The legislation, which was accepted on Sunday and expected to be passed into law this week, requires organisations that receive foreign funding to declare their financial sources on every documented report.
It also mandates that their representatives wear tags publicising their funding in parliamentary meetings.
The bill, proposed by Ayelet Shaket, Israel's justice minister, and backed by Benjamin Netanyahu, the prime minister, could in turn harm the legitimacy of organisations receiving foreign funding.
Their work would be perceived as efforts by foreign government to meddle in Israeli internal affairs, critics say.
Numerous senior Israeli officials, including opposition leaders and members of the coalition government, have echoed concerns from civil rights groups that the bill could undermine the country's democratic stature.
Isaac Herzog, an MP and opposition leader in Israel, criticised it as a bid to "muzzle" critics.
Yaron Kemner, the spokesman for the Association of Civil Rights in Israel (ACRI), told Al Jazeera: "We are concerned about the way the democracy will operate from now on, because the government is trying to hurt organisations that are critical of it.

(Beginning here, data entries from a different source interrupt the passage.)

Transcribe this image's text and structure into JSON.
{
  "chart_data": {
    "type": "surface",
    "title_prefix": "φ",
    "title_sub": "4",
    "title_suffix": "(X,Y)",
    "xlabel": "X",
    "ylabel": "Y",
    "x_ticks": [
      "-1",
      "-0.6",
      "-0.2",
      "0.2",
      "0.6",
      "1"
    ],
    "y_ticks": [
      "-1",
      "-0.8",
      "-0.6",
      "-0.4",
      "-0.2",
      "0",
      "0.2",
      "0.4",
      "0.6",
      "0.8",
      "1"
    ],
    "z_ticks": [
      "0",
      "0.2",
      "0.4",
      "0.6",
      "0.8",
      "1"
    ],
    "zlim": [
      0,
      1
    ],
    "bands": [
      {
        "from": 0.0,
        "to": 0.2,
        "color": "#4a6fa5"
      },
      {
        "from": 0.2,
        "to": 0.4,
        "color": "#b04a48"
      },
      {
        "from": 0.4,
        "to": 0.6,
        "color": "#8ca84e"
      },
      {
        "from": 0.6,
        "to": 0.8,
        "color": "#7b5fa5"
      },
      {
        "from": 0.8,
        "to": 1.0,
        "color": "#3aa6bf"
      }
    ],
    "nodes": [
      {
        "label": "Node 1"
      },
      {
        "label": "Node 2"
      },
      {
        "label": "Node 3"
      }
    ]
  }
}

"This law will have an affect on freedom of speech and political activity."
Kemner noted that the legislation comes amid a growing campaign by right-wing NGOs against left-wing ones.
"The last two weeks has seen a new stage in the fight against left-wing NGOs, with the right-wing organisations calling them traitors."
'Mark of shame'
Amjad Iraqi, a member of the Israel-based Adalah Legal Centre of Arab Minority Rights, said the bill was a "symbolic attack on human rights organisations" and part of a wider campaign against critics of government policies in Israel and Palestine.
"The ideas for it in practice, is that Knesset members and government workers can see where these groups get their money from, and on that basis can make individual political discretions over whether to interact with the NGOs," he told Al Jazeera.
"It is meant to make the Knesset, and the Israeli public, believe that this mark of 'foreign funding' should be a mark of shame. It is like a scarlet letter for NGOs.
"The law fuels the public discourse of these NGOs as treasonous, which can negatively impact their work to engage Israeli society in human rights issues, including those related to Palestine."